I was fortunate to hear very early on my journey, from some very wonderful teachers, that knowing a great many plants is not nearly as important as knowing a smaller number of plants very intimately. This is so important, and one of the greatest lessons a student new to herbalism can learn. I explain it to my students like this... Imagine you are attending a big party. There are hundreds of guests in attendance. Do you go around introducing yourself to each and every person and try to memorize everyone's name and face before the end of the party? Or do you try to hang out with a few people during the evening, getting into some really good conversations, and maybe making some true connections that may lead to enduring friendships? I don't know about you, but I would rather get to know a couple people more deeply than make surface level connections with everyone.

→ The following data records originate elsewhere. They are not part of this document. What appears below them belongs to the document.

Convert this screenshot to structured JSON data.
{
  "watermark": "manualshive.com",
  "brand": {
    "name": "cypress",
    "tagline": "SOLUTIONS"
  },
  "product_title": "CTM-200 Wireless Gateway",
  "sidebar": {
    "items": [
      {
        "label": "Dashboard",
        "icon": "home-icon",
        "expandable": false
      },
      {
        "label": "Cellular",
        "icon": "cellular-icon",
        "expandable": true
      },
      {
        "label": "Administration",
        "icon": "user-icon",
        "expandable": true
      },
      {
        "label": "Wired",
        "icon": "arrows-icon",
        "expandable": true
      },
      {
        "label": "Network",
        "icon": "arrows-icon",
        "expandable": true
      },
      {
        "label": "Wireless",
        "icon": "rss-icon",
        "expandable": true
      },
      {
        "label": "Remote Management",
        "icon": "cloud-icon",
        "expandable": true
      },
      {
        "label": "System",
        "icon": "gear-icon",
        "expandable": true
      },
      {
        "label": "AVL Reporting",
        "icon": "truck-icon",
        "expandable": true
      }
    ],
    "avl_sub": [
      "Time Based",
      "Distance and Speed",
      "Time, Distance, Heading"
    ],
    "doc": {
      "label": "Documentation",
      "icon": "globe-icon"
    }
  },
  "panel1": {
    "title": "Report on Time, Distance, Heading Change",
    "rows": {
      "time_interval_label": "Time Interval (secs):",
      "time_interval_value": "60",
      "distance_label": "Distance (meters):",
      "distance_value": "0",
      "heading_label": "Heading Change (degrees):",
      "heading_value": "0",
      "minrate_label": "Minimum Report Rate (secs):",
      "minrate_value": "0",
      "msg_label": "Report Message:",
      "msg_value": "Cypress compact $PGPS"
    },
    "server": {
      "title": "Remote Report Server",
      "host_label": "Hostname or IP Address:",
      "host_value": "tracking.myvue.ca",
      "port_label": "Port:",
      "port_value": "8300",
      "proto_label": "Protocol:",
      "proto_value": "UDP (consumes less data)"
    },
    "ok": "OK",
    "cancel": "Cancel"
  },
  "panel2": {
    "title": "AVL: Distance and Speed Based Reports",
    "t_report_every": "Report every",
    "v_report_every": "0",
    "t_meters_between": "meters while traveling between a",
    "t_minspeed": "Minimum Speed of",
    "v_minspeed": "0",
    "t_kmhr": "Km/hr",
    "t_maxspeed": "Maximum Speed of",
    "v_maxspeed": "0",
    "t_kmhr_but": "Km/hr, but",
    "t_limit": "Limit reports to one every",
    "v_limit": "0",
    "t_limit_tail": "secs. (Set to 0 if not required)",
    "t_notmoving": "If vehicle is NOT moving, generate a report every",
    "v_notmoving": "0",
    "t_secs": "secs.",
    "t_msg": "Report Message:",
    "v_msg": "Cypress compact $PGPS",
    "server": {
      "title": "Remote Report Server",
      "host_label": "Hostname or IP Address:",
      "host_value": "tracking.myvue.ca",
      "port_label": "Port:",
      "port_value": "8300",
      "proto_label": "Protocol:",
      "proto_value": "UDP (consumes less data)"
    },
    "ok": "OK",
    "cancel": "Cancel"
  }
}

The plants are very much the same. They are complicated, multi-faceted, many-layered beings with so much to teach and share with us. If we are used to learning about medicinal herbs through 10 minute you tube videos, or cursory blog posts (A'hem), we may mistake ourselves into thinking we know them... (Oh yes, lavender is the calming herb, and peppermint is for headaches...), but this doesn't come close to the depth of intimacy that unfolds slowly over the course of years working with a plant, growing it, meeting it in the wild, harvesting, preserving, making medicine, formulating, even communicating with the plant (they often say very surprising things).
This shouldn't surprise us. After all, people are the same way. If you only know someone because you exchange a few words with them once a week, of course you will never experience that person intimately enough to know their joys and sorrows, their history and their ambitions, or even what true gifts they have to offer the world.
Relationship building takes time. And this is equally true with the plants.
After years of working with lavender, I finally understood the subtler meaning of her medicine. She is not just "a calming herb that helps us relax". Her medicine is better defined as Joy. More specifically, she invites a child-like joy. Yes, she can help someone relax. But relax in what way exactly? I've had people come to me and say, I tried to use lavender to settle down the kids at night and it seems to have the opposite effect. I smile, and think... yep, she would do that. Young children are often light and carefree, unburdened by the cares of the world and the stress of daily responsibility. Lavender would only enhance that energy, making it appear like she doesn't actually relax at all.
However, if someone has lost touch with their inner child, if they have come to take themselves too seriously and become too self-absorbed, then lavender can have an amazing effect, which if often interpreted as relaxing. Think about it. If you are overly serious and never able to lighten up and loosen up, you are usually holding tension in your body somewhere, often all over. If you are like this all the time, relaxing can be very hard indeed. Lavender's medicine is to first connect you back to your child-like nature, that part of you that held less worries and knew how to take delight in the moment. When this happens, we naturally relax.
Knowing this more intimate and deeper level of lavender's medicine helps us to more effectively make us of it. We may not reach for the lavender for the energetic child at bedtime, but possibly for the friend going through a tough time, who hasn't been able to ease up and just enjoy herself lately.
Getting to these deeper understandings with the plants takes time. And we don't stand a chance of having this type of intimate relationship with hundreds of plants. But we can absolutely get to know a few dozen plants on this level. And that can make all the difference. The plants we choose to cultivate a deep relationship with are called our materia medica, they are the ones we draw from in our practice. And every time we connect with them, we deepen our relationship.
I tell my students that their materia medica should not look like my materia medica, or anyone else's. The plants we choose to connect with may be those growing around us, or they may be the ones that grab our attention for some reason. They may be the ones that helped us in the past, and so we have a soft spot in our hearts for them. Or they may be plants that others have brought to our attention. There are many ways in which the plants come into our lives. We can move deeper into relationship from this first meeting. They can become good friends and trusted allies.
We meet the plants one at a time, but we really get to know them over time spent with each one.